Most of you would be familiar with various types of hotpot: Swiss cheese fondue, Japanese shabu shabu, sukiyaki, Korean Stone bowl rice, etc. In hotpot style cooking, you can retain the heat and temperature of the food for a longer time.
Hotpot rice is absolutely a traditional and authentic Cantonese cuisine. The rice is steamed in a clay hot pot with fragrant foods on top. Generally, on the top of the rice is often put different kinds of Chinese preserved meat, and as the rice being streamed, both the aroma of the preserved meats and the scent of the clay pot permeate the rice.
I am using chicken today but you can also use pork spareribs in black bean sauce, or salty fish with minced pork.
- It is all right to let the bottom of the rice to “burn” a little to achieve a special “charred” aroma
- Use a mix ½ and ½ long grain rice and Thai jasmine rice
- Use plenty of fresh ginger as this is the soul behind this dish
Free range chicken legs x4 (boneless but skin on and cut into chunk)
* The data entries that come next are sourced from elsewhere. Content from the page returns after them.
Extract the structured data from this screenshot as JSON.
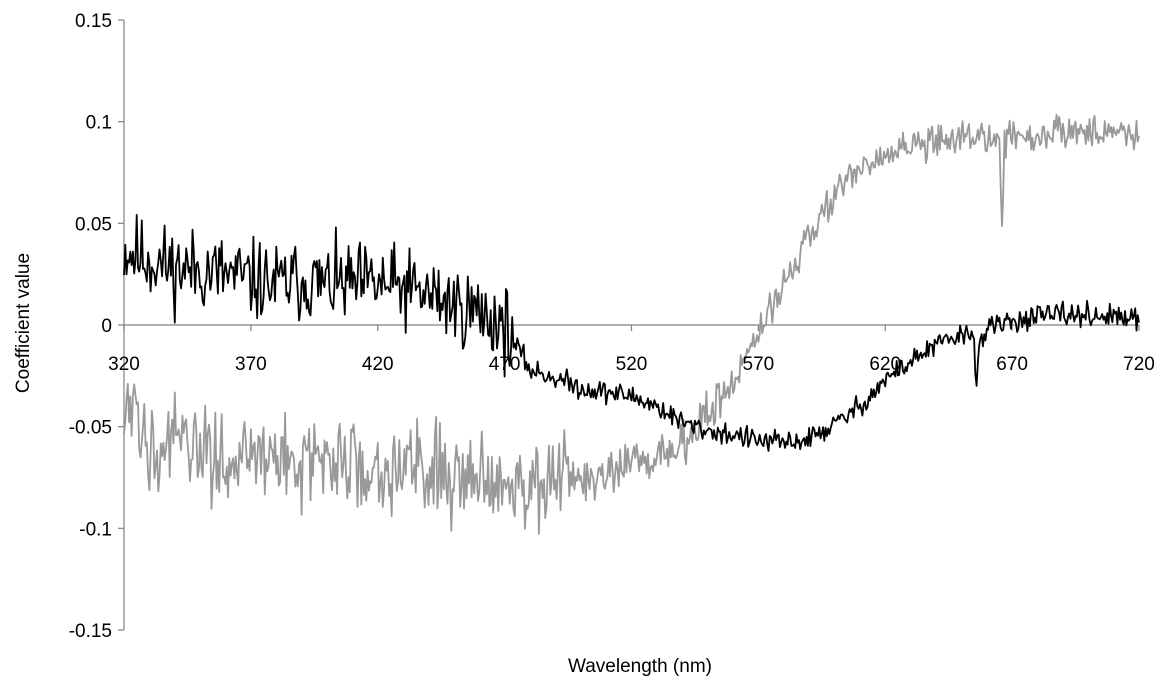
{
  "chart_data": {
    "type": "line",
    "title": "",
    "xlabel": "Wavelength (nm)",
    "ylabel": "Coefficient value",
    "xlim": [
      320,
      720
    ],
    "ylim": [
      -0.15,
      0.15
    ],
    "x_ticks": [
      "320",
      "370",
      "420",
      "470",
      "520",
      "570",
      "620",
      "670",
      "720"
    ],
    "y_ticks": [
      "0.15",
      "0.1",
      "0.05",
      "0",
      "-0.05",
      "-0.1",
      "-0.15"
    ],
    "grid": false,
    "legend": "none",
    "series": [
      {
        "color": "#000000",
        "noise": 0.014,
        "x": [
          320,
          330,
          340,
          350,
          360,
          370,
          380,
          390,
          400,
          410,
          420,
          430,
          440,
          450,
          460,
          470,
          480,
          490,
          500,
          510,
          520,
          530,
          540,
          550,
          560,
          570,
          580,
          590,
          600,
          610,
          620,
          630,
          640,
          650,
          655,
          656,
          657,
          660,
          670,
          680,
          690,
          700,
          710,
          720
        ],
        "y": [
          0.037,
          0.032,
          0.028,
          0.027,
          0.025,
          0.022,
          0.02,
          0.022,
          0.02,
          0.02,
          0.02,
          0.018,
          0.015,
          0.01,
          0.006,
          0.0,
          -0.022,
          -0.026,
          -0.031,
          -0.033,
          -0.035,
          -0.04,
          -0.048,
          -0.052,
          -0.054,
          -0.057,
          -0.058,
          -0.056,
          -0.049,
          -0.04,
          -0.027,
          -0.018,
          -0.01,
          -0.005,
          -0.005,
          -0.03,
          -0.01,
          -0.002,
          0.002,
          0.004,
          0.005,
          0.005,
          0.004,
          0.002
        ]
      },
      {
        "color": "#999999",
        "noise": 0.016,
        "x": [
          320,
          330,
          340,
          350,
          360,
          370,
          380,
          390,
          400,
          410,
          420,
          430,
          440,
          450,
          460,
          470,
          480,
          490,
          500,
          510,
          520,
          530,
          540,
          550,
          560,
          570,
          580,
          590,
          600,
          610,
          620,
          630,
          640,
          650,
          660,
          665,
          666,
          667,
          670,
          680,
          690,
          700,
          710,
          720
        ],
        "y": [
          -0.045,
          -0.055,
          -0.06,
          -0.062,
          -0.065,
          -0.065,
          -0.066,
          -0.067,
          -0.068,
          -0.068,
          -0.069,
          -0.07,
          -0.07,
          -0.072,
          -0.074,
          -0.075,
          -0.077,
          -0.078,
          -0.077,
          -0.074,
          -0.07,
          -0.065,
          -0.058,
          -0.045,
          -0.028,
          -0.005,
          0.02,
          0.045,
          0.065,
          0.075,
          0.083,
          0.088,
          0.09,
          0.092,
          0.093,
          0.092,
          0.05,
          0.09,
          0.092,
          0.094,
          0.095,
          0.095,
          0.095,
          0.095
        ]
      }
    ]
  }
}
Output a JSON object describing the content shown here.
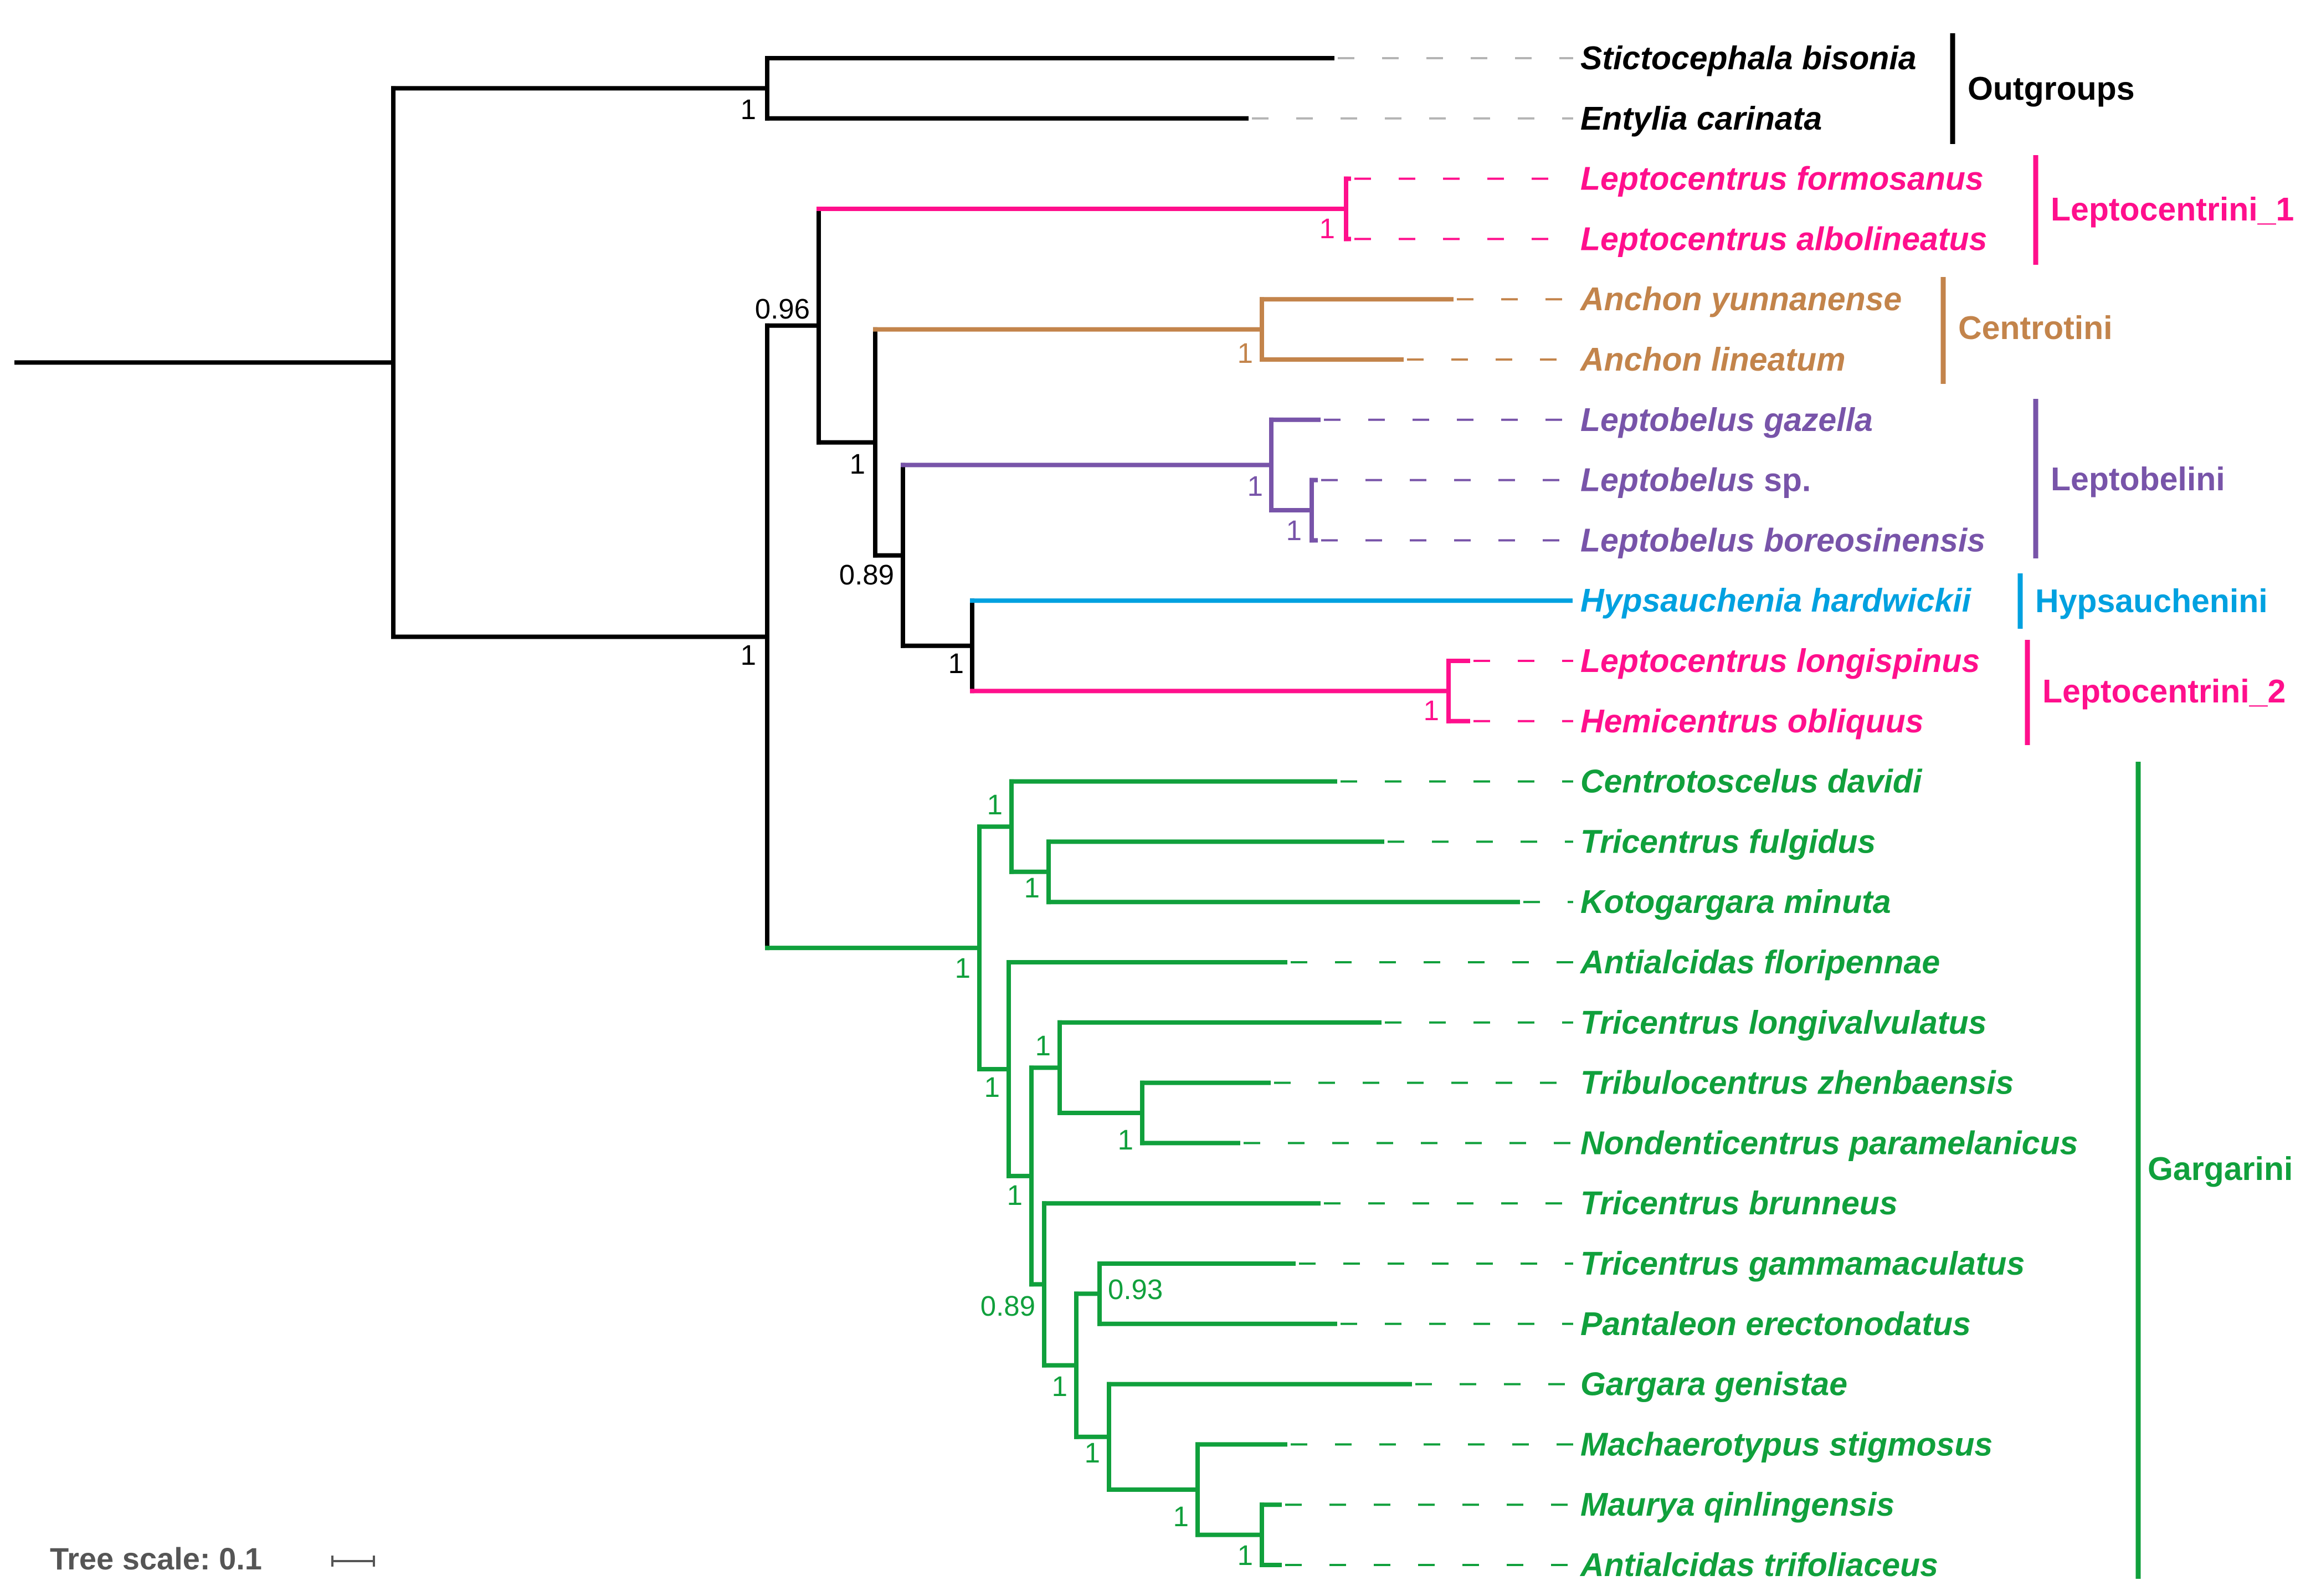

Chinese sausages x2 (1x pork and 1x liver)
Chinese preserved duck leg x1
Chinese preserved pork belly x1
Green onion x2 (chopped)
Fresh ginger 1 large piece ( ½ minced and ½ cut in pieces)
Rice 4x cups
Chinese mushroom 4 large cap (pre-soak overnight) or fresh shitake mushroom
Light soy sauce 2 teaspoons
Oyster sauce 2 teaspoons
Kosher salt ½ teaspoons
White sugar 1 teaspoons
White pepper ½ teaspoon
Minced ginger 2 teaspoons
Yellow cooking wine 2 soupspoons
Sesame oil 1 teaspoon
Water 3 soupspoons
Cornstarch 2 teaspoons
Soy sauce for finishing product:
Dark color soy sauce 2 soupspoons
Light color soy sauce 1 soupspoons
White sugar 3 soupspoon
Water 6 soupspoons
Cornstarch 3 teaspoons (mix with the same among of water)
Combine chicken, and all marinades to a large bowl for mixing. Set aside for ½ hour before using. Wash the rice and add appropriate amount of water. (Usually one cup of rice for one cup of water) Turn stove on to hot and season the clay pot. When you see smoke starting to come out, pour a little oil and rinse all over. This’ll condition the clay bottom so rice won’t stick to the pot bottom. Still under high heat, pour the washed rice with the right amount of water to the clay pot. Stir frequently in the first few minutes to avoid burring. After the rice mixture starts boiling, turn the heat down to medium low for five minutes. Put all the sausages, preserved meat, and mushroom to the top of the half cooked rice, cover it with the top. Let it cook for at least 10 minutes under medium and low heat.
In a separate big wok, heat up some water. When the rice is 80% done on the stove, move the whole pot to the wok side. (make sure the water is boiling) Transfer all the chicken chunks to the top of the pot evenly so heat can penetrate down. Place all the remaining fresh ginger pieces on top. Cover the wok and let it steam for at least ten minutes.
Once it is done, removes the ginger pieces, take out the mushrooms, chicken and preserved sausages out onto a clean plate. Drizzle a little special soy sauce on top of the rice. Sprinkle some chopped green onion; Dinner is ready.